The Intergovernmental Panel on Climate Change (IPCC) will release a report this week that, Predicts Dire Threats for People, Including Food, Water Shortages. Who would have thought? I mean, other than pretty much everyone in the field.
Since I was a climate scientist from roughly 1990 to 1998, one thing is especially clear to me. The predicted changes to the earth’s climate at that time have turned out to be conservative. The climate is getting much worse much faster than we had thought. We are so used to economic forecasts that tend to be much more drastic than what the truth turns out to be. A good example: Social Security projections. But with climate change, it has been the opposite. And the terrible thing is that while economic problems can be quickly fixed, global environmental problems cannot.

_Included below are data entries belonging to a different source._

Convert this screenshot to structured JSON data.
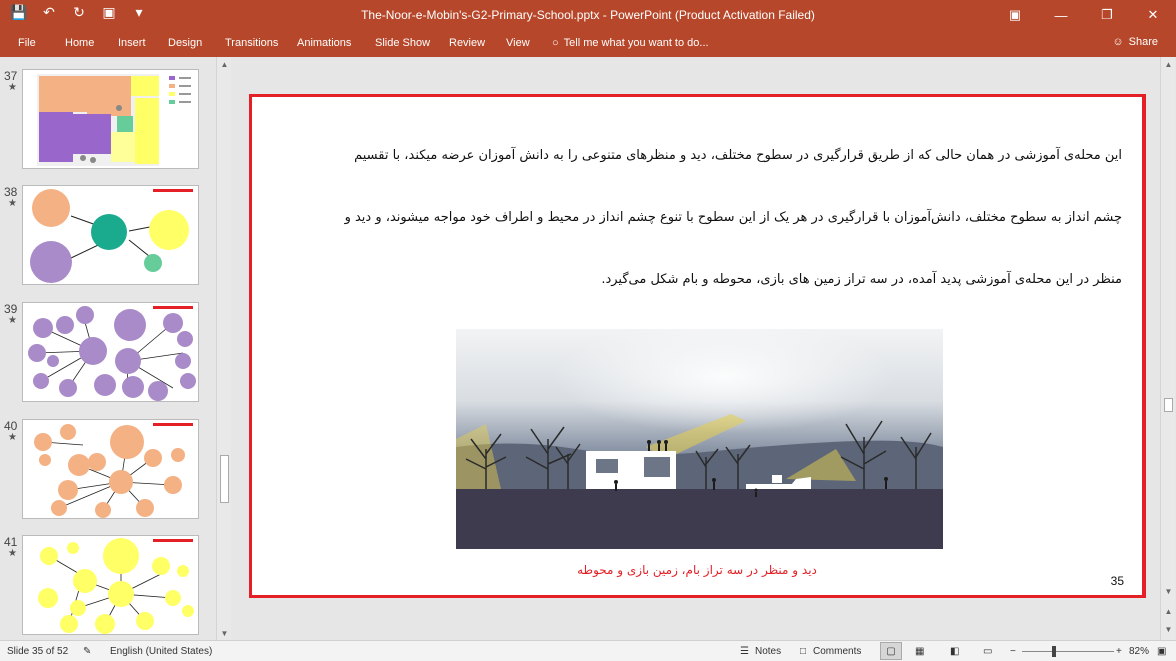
{
  "window": {
    "title": "The-Noor-e-Mobin's-G2-Primary-School.pptx - PowerPoint (Product Activation Failed)"
  },
  "ribbon": {
    "file": "File",
    "tabs": [
      "Home",
      "Insert",
      "Design",
      "Transitions",
      "Animations",
      "Slide Show",
      "Review",
      "View"
    ],
    "tell_me": "Tell me what you want to do...",
    "share": "Share"
  },
  "thumbnails": [
    {
      "number": "37",
      "star": "★"
    },
    {
      "number": "38",
      "star": "★"
    },
    {
      "number": "39",
      "star": "★"
    },
    {
      "number": "40",
      "star": "★"
    },
    {
      "number": "41",
      "star": "★"
    }
  ],
  "slide": {
    "paragraph_line_1": "این محله‌ی آموزشی در همان حالی که از طریق قرارگیری در سطوح مختلف، دید و منظرهای متنوعی را به دانش آموزان عرضه میکند، با تقسیم",
    "paragraph_line_2": "چشم انداز به سطوح مختلف، دانش‌آموزان با قرارگیری در هر یک از این سطوح با تنوع چشم انداز در محیط و اطراف خود مواجه میشوند، و دید و",
    "paragraph_line_3": "منظر در این محله‌ی آموزشی پدید آمده، در سه تراز زمین های بازی، محوطه و بام شکل می‌گیرد.",
    "caption": "دید و منظر در سه تراز بام، زمین بازی و محوطه",
    "number": "35"
  },
  "status": {
    "slide_indicator": "Slide 35 of 52",
    "language": "English (United States)",
    "notes": "Notes",
    "comments": "Comments",
    "zoom": "82%"
  },
  "colors": {
    "ribbon": "#b7472a",
    "slide_border": "#e41f25"
  }
}
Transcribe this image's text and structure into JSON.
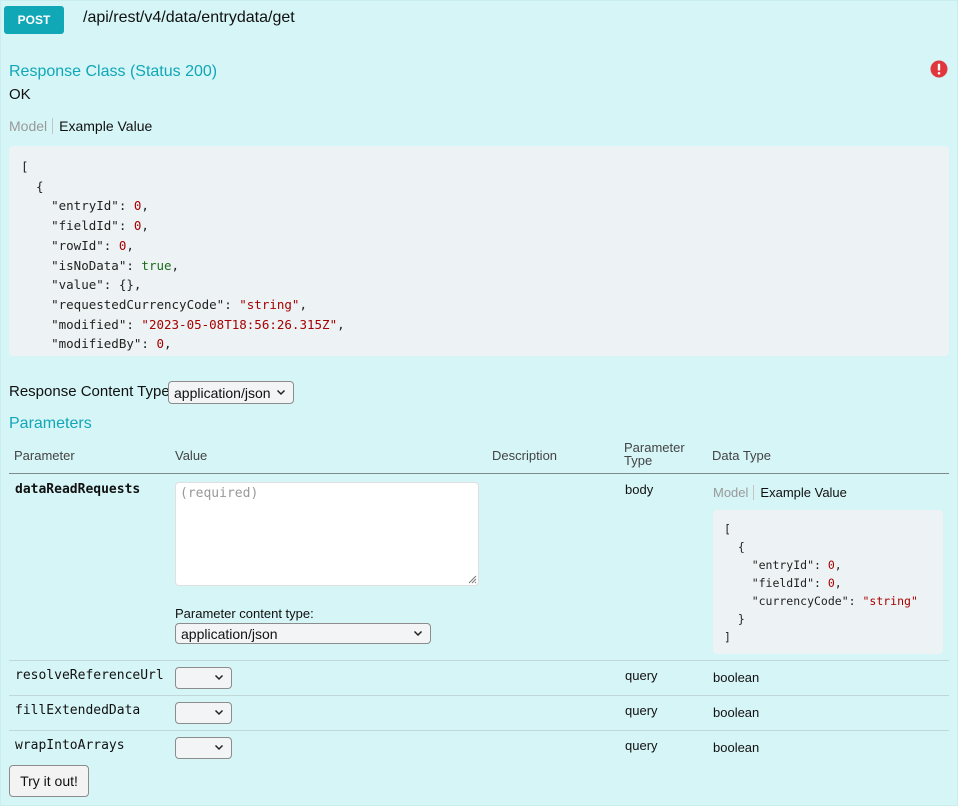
{
  "endpoint": {
    "method": "POST",
    "path": "/api/rest/v4/data/entrydata/get"
  },
  "response": {
    "title": "Response Class (Status 200)",
    "status_text": "OK",
    "tab_model": "Model",
    "tab_example": "Example Value",
    "example_lines": [
      [
        {
          "t": "p",
          "v": "["
        }
      ],
      [
        {
          "t": "p",
          "v": "  {"
        }
      ],
      [
        {
          "t": "p",
          "v": "    \"entryId\": "
        },
        {
          "t": "num",
          "v": "0"
        },
        {
          "t": "p",
          "v": ","
        }
      ],
      [
        {
          "t": "p",
          "v": "    \"fieldId\": "
        },
        {
          "t": "num",
          "v": "0"
        },
        {
          "t": "p",
          "v": ","
        }
      ],
      [
        {
          "t": "p",
          "v": "    \"rowId\": "
        },
        {
          "t": "num",
          "v": "0"
        },
        {
          "t": "p",
          "v": ","
        }
      ],
      [
        {
          "t": "p",
          "v": "    \"isNoData\": "
        },
        {
          "t": "bool",
          "v": "true"
        },
        {
          "t": "p",
          "v": ","
        }
      ],
      [
        {
          "t": "p",
          "v": "    \"value\": {},"
        }
      ],
      [
        {
          "t": "p",
          "v": "    \"requestedCurrencyCode\": "
        },
        {
          "t": "str",
          "v": "\"string\""
        },
        {
          "t": "p",
          "v": ","
        }
      ],
      [
        {
          "t": "p",
          "v": "    \"modified\": "
        },
        {
          "t": "str",
          "v": "\"2023-05-08T18:56:26.315Z\""
        },
        {
          "t": "p",
          "v": ","
        }
      ],
      [
        {
          "t": "p",
          "v": "    \"modifiedBy\": "
        },
        {
          "t": "num",
          "v": "0"
        },
        {
          "t": "p",
          "v": ","
        }
      ]
    ]
  },
  "response_content_type": {
    "label": "Response Content Type",
    "selected": "application/json"
  },
  "parameters": {
    "title": "Parameters",
    "headers": {
      "parameter": "Parameter",
      "value": "Value",
      "description": "Description",
      "parameter_type_line1": "Parameter",
      "parameter_type_line2": "Type",
      "data_type": "Data Type"
    },
    "body_param": {
      "name": "dataReadRequests",
      "placeholder": "(required)",
      "content_type_label": "Parameter content type:",
      "content_type_selected": "application/json",
      "param_type": "body",
      "tab_model": "Model",
      "tab_example": "Example Value",
      "example_lines": [
        [
          {
            "t": "p",
            "v": "["
          }
        ],
        [
          {
            "t": "p",
            "v": "  {"
          }
        ],
        [
          {
            "t": "p",
            "v": "    \"entryId\": "
          },
          {
            "t": "num",
            "v": "0"
          },
          {
            "t": "p",
            "v": ","
          }
        ],
        [
          {
            "t": "p",
            "v": "    \"fieldId\": "
          },
          {
            "t": "num",
            "v": "0"
          },
          {
            "t": "p",
            "v": ","
          }
        ],
        [
          {
            "t": "p",
            "v": "    \"currencyCode\": "
          },
          {
            "t": "str",
            "v": "\"string\""
          }
        ],
        [
          {
            "t": "p",
            "v": "  }"
          }
        ],
        [
          {
            "t": "p",
            "v": "]"
          }
        ]
      ]
    },
    "rows": [
      {
        "name": "resolveReferenceUrl",
        "value": "",
        "param_type": "query",
        "data_type": "boolean"
      },
      {
        "name": "fillExtendedData",
        "value": "",
        "param_type": "query",
        "data_type": "boolean"
      },
      {
        "name": "wrapIntoArrays",
        "value": "",
        "param_type": "query",
        "data_type": "boolean"
      }
    ]
  },
  "try_button": "Try it out!",
  "icons": {
    "error": "exclamation-circle-icon",
    "error_color": "#e0363c",
    "accent_color": "#10a7b7"
  }
}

I keep coming back to the issue of uncertainty and danger. When it comes to the dangers of inflation, conservatives are all over it. And again: inflation can be fixed. And fast. But even if there were a small chance that humans are changing the climate, we would normally be concerned about it. It would be the same as a large asteroid hitting the earth: unlikely but catastrophic. So why don’t conservatives want to do anything, even if they think it probably isn’t happening?
Of course the truth is that it doesn’t work that way. We know the earth is heating. Conservatives have no real opinion on the science. But what they do have an opinion on is that the solutions for addressing global warming are things that they are committed to be against. What’s more, American conservatives have what can only be termed a mystical belief that any problem can be fixed with some technological innovation.
The sad thing is that they are half right. Technology is critical in solving the problem. But it should be solving the problem now. (Actually, it should have been solving it forty years ago, but I’ll leave that.) We all know that fossil fuels have great externalities that are not factored into the price of a gallon of gas. If the costs associated with a warmer world were factored into the price of gas, other (cleaner) fuel sources would be competitive. This is the idea of “cap and trade.” If gas cost a dollar more per gallon, there would probably be an order of magnitude more money going to investments in clean technologies.
So we are left with a world that is heating rapidly. We have a conservative movement that is determined to not see what’s going on. And in the end, when whole islands disappear beneath the ocean, when drought plagues this country’s farm regions, when extreme economic problems occur because of global warming, the conservative movement will give us a great big Rick Perry response, “Oops!” But it won’t matter in the future. Conservatives will go on ignoring any facts that conflict with their ideology. And roughly half the people will continue to vote for them. That’s the story of America: an ever repeating, “Oops!”